Макрон резко дернул головой в сторону Пандара, едва не стукнувшись с ним лбами, и грек нервным движением отступил.
— Я не хотел сказать ничего плохого, — всплеснул руками Пандар.
— Господин! — взревел Макрон, поставив обутую ногу за пяткой молодого человека и толкнув его в грудь, так что тот споткнулся и повалился на землю. Шагнув вперед, Макрон поставил колено на грудь Пандара, выхватил кинжал и поднес клинок к глазам юного грека. — Последний раз говорю. Разговаривая со мной, ты называешь меня господин. Понял?
— Да-да, господин! — проскулил Пандар.
— Так-то оно лучше! — Макрон поднялся. — Теперь бери снаряжение и доложись центуриону на учебной площадке вместе с прочими рекрутами. Подымайся! На ноги, живо!

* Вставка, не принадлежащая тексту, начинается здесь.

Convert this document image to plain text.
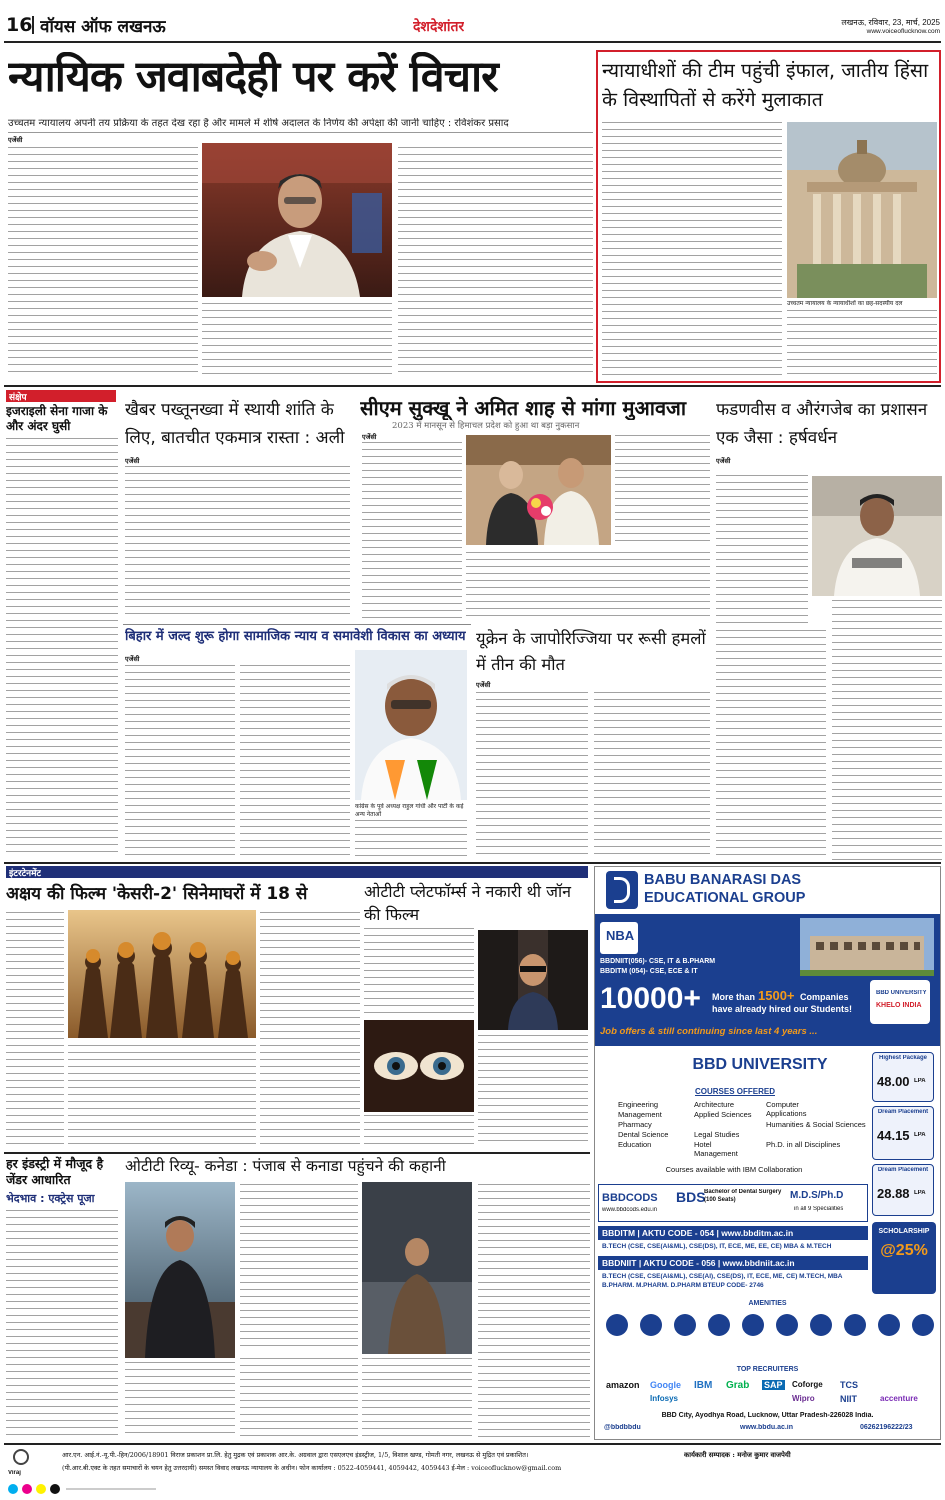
16 वॉयस ऑफ लखनऊ	देशदेशांतर	लखनऊ, रविवार, 23, मार्च, 2025
www.voiceoflucknow.com
न्यायिक जवाबदेही पर करें विचार
उच्चतम न्यायालय अपनी तय प्रक्रिया के तहत देख रहा है और मामले में शीर्ष अदालत के निर्णय की अपेक्षा की जानी चाहिए : रविशंकर प्रसाद
एजेंसी
न्यायाधीशों की टीम पहुंची इंफाल, जातीय हिंसा के विस्थापितों से करेंगे मुलाकात
उच्चतम न्यायालय के न्यायाधीशों का छह-सदस्यीय दल
संक्षेप
इजराइली सेना गाजा के और अंदर घुसी
खैबर पख्तूनख्वा में स्थायी शांति के लिए, बातचीत एकमात्र रास्ता : अली
एजेंसी
सीएम सुक्खू ने अमित शाह से मांगा मुआवजा
2023 में मानसून से हिमाचल प्रदेश को हुआ था बड़ा नुकसान
एजेंसी
फडणवीस व औरंगजेब का प्रशासन एक जैसा : हर्षवर्धन
एजेंसी
बिहार में जल्द शुरू होगा सामाजिक न्याय व समावेशी विकास का अध्याय
एजेंसी
कांग्रेस के पूर्व अध्यक्ष राहुल गांधी और पार्टी के कई अन्य नेताओं
यूक्रेन के जापोरिज्जिया पर रूसी हमलों में तीन की मौत
एजेंसी
इंटरटेनमेंट
अक्षय की फिल्म 'केसरी-2' सिनेमाघरों में 18 से	ओटीटी प्लेटफॉर्म्स ने नकारी थी जॉन की फिल्म
हर इंडस्ट्री में मौजूद है जेंडर आधारित
भेदभाव : एक्ट्रेस पूजा
ओटीटी रिव्यू- कनेडा : पंजाब से कनाडा पहुंचने की कहानी
BABU BANARASI DAS
EDUCATIONAL GROUP
NBA
BBDNIIT(056)- CSE, IT & B.PHARM
BBDITM (054)- CSE, ECE & IT
10000+ More than 1500+ Companies
have already hired our Students!
BBD UNIVERSITY
KHELO INDIA
Job offers & still continuing since last 4 years ...
BBD UNIVERSITY
COURSES OFFERED
Engineering
Management
Pharmacy
Dental Science
Education
Architecture
Applied Sciences
Legal Studies
Hotel Management
Computer Applications
Humanities & Social Sciences
Ph.D. in all Disciplines
Courses available with IBM Collaboration
Highest Package
48.00 LPA
Dream Placement
44.15 LPA
Dream Placement
28.88 LPA
BBDCODS
www.bbdcods.edu.in
BDS
Bachelor of Dental Surgery (100 Seats)	M.D.S/Ph.D
in all 9 Specialities
BBDITM | AKTU CODE - 054 | www.bbditm.ac.in
B.TECH (CSE, CSE(AI&ML), CSE(DS), IT, ECE, ME, EE, CE) MBA & M.TECH
BBDNIIT | AKTU CODE - 056 | www.bbdniit.ac.in
B.TECH (CSE, CSE(AI&ML), CSE(AI), CSE(DS), IT, ECE, ME, CE) M.TECH, MBA B.PHARM. M.PHARM. D.PHARM BTEUP CODE- 2746
SCHOLARSHIP
@25%
AMENITIES
TOP RECRUITERS
amazon Google
Infosys
IBM Grab SAP Coforge
Wipro
TCS
NIIT	accenture
BBD City, Ayodhya Road, Lucknow, Uttar Pradesh-226028 India.
@bbdbbdu	www.bbdu.ac.in	06262196222/23
Viraj
आर.एन. आई.नं.-यू.पी.-हिन/2006/18901 विराज प्रकाशन प्रा.लि. हेतु मुद्रक एवं प्रकाशक आर.के. अग्रवाल द्वारा एसएलएच इंडस्ट्रीज, 1/5, विशाल खण्ड, गोमती नगर, लखनऊ से मुद्रित एवं प्रकाशित।	कार्यकारी सम्पादक : मनोज कुमार वाजपेयी
(पी.आर.बी.एक्ट के तहत समाचारों के चयन हेतु उत्तरदायी) समस्त विवाद लखनऊ न्यायालय के अधीन। फोन कार्यालय : 0522-4059441, 4059442, 4059443 ई-मेल : voiceoflucknow@gmail.com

Пандар вскочил на ноги и поспешил к повозке, с которой оптион вспомогательной когорты и четверо его подчиненных выдавали меч, шлем, панцирь и щит всякому, кого посылали в эту сторону. Макрон повернулся к череде ожидавших мужчин. Очередь по большей части составляли простые горожане, среди которых, впрочем, некоторые были одеты получше. Он прошел мимо всей цепочки, обозревая их, а затем вернулся в тень своего навеса.
— Есть среди вас такие, кто предпочел бы не вставать в боевой строй рядом со мной и с моим героическим другом Пандаром? Ну?
Никто не хотел смотреть ему в глаза, все молчали. Макрон кивнул:
— Это хорошо.
Повернувшись, он подошел к своему табурету, сел за стол и взял в руку стилус.
— Следующий!
Через восемь дней после того как Катон отправился в Александрию, Макрон обедал вместе с сенатором Семпронием и его дочерью. Жиденькое варево из свинины и бобов с хлебом подавал один из немногих оставшихся рабов Гирция; остальные бежали в горы или присоединились к войску бунтовщика Аякса.
Раб, пожилой, согбенный и хрупкий с вида, давно привык помалкивать и не смотреть хозяевам в глаза. Какое-то мгновение Макрон рассматривал его, пытаясь понять, что это значит — вести жизнь раба. Еще ребенком он привык видеть этих людей на улицах Остии и Рима, и потому на самом деле никогда не задумывался о том, что значит быть одним из них. Затем последовали долгие проведенные в армии годы, когда с рабами он сталкивался только во время отпусков. Был еще ряд случаев, когда он видел, как гордых вражеских воинов брали в плен и в цепях отправляли в рабство. Более того, он имел доход от собственной доли в таких пленниках, и полученные за них деньги заслоняли собой участь этих обогативших его людей.